Mas, como é importante negar; negar sem desejar recompensa, negar sem alimentar a amargura e a esperança, nascidas da experiência e do saber. Negar e ficar só, sem ocupar-se com o amanhã. Da destruidora revolta surge a inocência do ser. É fundamental ficarmos sós, livres de qualquer padrão, de qualquer método, de qualquer experiência, único meio capaz de libertar a consciência do jugo do tempo. Nesse estado, se eliminam, pela compreensão, todas as formas de influência, fazendo-se cessar o movimento temporal do pensamento. A negação do tempo é a essência da eternidade.
Rejeitar a experiência e o conhecido é penetrar no desconhecido. É de efeito imediato, explosivo, o negar; não se trata de mero exercício intelectual, ou de simples entretenimento do cérebro. No próprio ato de negar há energia, a energia da compreensão, que jamais cede diante do medo e do conformismo.
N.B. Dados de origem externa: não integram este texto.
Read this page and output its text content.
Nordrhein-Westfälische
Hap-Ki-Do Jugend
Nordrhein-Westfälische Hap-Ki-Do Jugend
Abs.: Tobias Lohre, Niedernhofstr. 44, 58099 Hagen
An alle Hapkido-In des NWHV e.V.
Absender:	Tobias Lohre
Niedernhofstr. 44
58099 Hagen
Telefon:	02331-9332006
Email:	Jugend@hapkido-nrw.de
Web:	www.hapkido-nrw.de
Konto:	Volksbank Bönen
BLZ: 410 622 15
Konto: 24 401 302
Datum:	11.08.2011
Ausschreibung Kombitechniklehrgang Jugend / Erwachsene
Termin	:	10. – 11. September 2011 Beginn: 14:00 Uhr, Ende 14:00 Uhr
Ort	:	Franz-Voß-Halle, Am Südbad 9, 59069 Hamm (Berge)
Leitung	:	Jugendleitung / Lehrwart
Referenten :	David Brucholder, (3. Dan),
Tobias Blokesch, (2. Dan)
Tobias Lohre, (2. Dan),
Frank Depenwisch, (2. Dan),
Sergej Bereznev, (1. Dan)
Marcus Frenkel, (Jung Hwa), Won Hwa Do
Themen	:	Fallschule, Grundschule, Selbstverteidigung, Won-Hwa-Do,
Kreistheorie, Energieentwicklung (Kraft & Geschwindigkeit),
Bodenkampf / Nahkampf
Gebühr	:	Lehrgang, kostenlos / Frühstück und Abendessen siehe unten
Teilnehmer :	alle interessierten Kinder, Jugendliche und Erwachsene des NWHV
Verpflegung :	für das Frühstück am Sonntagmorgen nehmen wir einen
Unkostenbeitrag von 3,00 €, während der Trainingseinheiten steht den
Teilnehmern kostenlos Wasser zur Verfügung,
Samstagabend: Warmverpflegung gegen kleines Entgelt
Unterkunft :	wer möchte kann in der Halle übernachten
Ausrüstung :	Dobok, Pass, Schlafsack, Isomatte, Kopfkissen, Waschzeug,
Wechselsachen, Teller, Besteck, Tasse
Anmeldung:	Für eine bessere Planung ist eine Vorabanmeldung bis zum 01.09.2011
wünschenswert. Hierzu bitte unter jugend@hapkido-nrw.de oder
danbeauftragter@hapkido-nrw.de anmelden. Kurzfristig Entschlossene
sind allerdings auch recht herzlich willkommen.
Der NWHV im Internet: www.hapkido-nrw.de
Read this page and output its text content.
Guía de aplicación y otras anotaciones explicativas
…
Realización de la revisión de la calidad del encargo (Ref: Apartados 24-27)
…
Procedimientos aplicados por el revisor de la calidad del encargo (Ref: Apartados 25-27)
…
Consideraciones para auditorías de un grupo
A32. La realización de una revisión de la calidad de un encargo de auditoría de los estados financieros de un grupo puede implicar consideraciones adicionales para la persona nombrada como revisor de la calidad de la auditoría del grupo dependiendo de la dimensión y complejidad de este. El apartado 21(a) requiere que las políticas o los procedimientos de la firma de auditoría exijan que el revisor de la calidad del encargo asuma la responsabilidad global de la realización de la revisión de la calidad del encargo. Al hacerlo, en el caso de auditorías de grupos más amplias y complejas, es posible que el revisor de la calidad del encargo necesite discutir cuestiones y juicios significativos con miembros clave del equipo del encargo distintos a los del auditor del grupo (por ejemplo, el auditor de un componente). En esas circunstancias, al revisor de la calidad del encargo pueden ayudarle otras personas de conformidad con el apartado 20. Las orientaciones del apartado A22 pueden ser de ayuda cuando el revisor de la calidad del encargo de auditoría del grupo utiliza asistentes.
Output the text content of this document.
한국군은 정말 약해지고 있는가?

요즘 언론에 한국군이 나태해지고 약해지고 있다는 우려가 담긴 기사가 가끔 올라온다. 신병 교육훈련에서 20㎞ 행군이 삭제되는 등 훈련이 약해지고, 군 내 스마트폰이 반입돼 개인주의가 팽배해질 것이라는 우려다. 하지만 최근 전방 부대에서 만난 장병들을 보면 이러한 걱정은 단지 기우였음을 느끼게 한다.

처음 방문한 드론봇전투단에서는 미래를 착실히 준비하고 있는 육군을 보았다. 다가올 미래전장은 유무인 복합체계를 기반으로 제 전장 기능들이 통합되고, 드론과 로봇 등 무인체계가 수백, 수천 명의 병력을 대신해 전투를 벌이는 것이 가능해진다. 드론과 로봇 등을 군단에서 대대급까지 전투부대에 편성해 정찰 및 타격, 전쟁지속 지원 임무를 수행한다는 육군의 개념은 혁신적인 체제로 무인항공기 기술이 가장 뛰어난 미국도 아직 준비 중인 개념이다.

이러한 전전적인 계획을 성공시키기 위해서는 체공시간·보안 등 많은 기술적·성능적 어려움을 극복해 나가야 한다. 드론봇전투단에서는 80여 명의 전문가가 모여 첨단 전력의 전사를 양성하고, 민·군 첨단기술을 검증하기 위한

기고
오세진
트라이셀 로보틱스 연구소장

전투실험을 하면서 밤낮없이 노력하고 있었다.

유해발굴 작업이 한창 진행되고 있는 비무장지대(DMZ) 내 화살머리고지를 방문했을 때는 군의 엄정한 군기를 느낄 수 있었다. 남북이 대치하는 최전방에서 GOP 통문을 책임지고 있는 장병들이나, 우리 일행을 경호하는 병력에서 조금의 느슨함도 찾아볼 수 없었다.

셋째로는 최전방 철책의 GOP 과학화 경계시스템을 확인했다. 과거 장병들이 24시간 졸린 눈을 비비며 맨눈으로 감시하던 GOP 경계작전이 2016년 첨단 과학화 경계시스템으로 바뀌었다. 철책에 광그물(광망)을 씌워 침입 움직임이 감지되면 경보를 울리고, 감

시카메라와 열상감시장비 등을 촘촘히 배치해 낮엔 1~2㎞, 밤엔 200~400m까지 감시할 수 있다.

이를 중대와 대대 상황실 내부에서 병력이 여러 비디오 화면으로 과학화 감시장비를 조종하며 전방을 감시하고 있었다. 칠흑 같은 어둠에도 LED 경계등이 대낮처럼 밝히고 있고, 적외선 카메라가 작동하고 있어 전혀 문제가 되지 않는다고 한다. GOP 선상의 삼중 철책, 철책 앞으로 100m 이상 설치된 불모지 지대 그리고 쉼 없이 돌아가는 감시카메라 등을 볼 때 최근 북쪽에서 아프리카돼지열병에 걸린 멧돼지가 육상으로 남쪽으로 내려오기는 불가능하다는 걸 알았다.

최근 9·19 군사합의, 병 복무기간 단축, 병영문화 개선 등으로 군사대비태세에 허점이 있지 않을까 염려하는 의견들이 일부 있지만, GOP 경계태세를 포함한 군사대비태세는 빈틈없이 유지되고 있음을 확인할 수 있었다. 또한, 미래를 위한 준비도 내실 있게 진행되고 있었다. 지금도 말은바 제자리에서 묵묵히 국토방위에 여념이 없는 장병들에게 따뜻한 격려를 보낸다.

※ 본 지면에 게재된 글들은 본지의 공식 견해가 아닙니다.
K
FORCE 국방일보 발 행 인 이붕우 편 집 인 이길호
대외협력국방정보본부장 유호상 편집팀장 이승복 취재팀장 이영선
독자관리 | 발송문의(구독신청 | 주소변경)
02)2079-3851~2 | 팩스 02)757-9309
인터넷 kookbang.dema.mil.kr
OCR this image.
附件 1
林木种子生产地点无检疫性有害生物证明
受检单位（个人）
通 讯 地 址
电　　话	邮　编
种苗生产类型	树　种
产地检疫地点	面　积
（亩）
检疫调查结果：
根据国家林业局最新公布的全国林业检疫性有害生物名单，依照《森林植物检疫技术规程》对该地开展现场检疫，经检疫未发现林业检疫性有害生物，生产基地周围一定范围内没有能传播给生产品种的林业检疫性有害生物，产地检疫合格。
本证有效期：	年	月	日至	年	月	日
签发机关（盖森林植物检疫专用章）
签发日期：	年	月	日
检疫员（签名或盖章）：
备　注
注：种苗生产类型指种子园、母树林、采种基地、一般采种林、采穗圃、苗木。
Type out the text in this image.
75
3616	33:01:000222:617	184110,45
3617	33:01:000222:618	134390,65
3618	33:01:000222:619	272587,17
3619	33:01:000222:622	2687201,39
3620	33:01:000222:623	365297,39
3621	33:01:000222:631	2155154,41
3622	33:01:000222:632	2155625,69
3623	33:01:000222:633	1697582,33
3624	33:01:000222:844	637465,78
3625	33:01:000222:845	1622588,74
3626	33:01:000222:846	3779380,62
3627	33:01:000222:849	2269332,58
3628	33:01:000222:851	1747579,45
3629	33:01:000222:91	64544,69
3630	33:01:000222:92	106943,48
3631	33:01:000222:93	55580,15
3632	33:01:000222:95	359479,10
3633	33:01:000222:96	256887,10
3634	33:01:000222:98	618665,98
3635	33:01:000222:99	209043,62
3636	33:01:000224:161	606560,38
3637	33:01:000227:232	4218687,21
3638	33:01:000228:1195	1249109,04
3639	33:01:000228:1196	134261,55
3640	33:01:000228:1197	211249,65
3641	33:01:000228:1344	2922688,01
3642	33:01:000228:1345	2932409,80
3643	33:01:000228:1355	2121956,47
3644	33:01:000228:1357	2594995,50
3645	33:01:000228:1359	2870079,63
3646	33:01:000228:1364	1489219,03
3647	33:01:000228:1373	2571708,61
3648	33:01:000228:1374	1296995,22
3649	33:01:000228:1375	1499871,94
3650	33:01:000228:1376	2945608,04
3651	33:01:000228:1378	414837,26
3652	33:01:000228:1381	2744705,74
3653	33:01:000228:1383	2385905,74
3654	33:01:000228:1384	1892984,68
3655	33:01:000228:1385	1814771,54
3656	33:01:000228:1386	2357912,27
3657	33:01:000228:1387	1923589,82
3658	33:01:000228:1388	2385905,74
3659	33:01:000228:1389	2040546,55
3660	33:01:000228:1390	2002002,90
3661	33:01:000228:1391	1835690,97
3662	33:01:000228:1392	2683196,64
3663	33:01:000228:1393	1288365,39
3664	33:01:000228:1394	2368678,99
É devastadora a negação; ela não mede consequências, nem exprime uma reação, não sendo, assim, o oposto da afirmação. Asseverar, no sentido positivo ou negativo, ainda é reação, que não significa negar. na contestação não há escolha e, portanto, ela não surge do conflito. Escolha é conflito e conflito vem da imaturidade. Negar é ver a verdade como verdade, o falso como falso e a verdade no falso. Trata-se de uma ação, não de uma ideia. A libertação do conhecido decorre da completa negação do pensamento, da ideia e da palavra. Nasce o amor da total recusa à sentimentalidade e à emoção. O amor transcende o pensamento e o sentimento.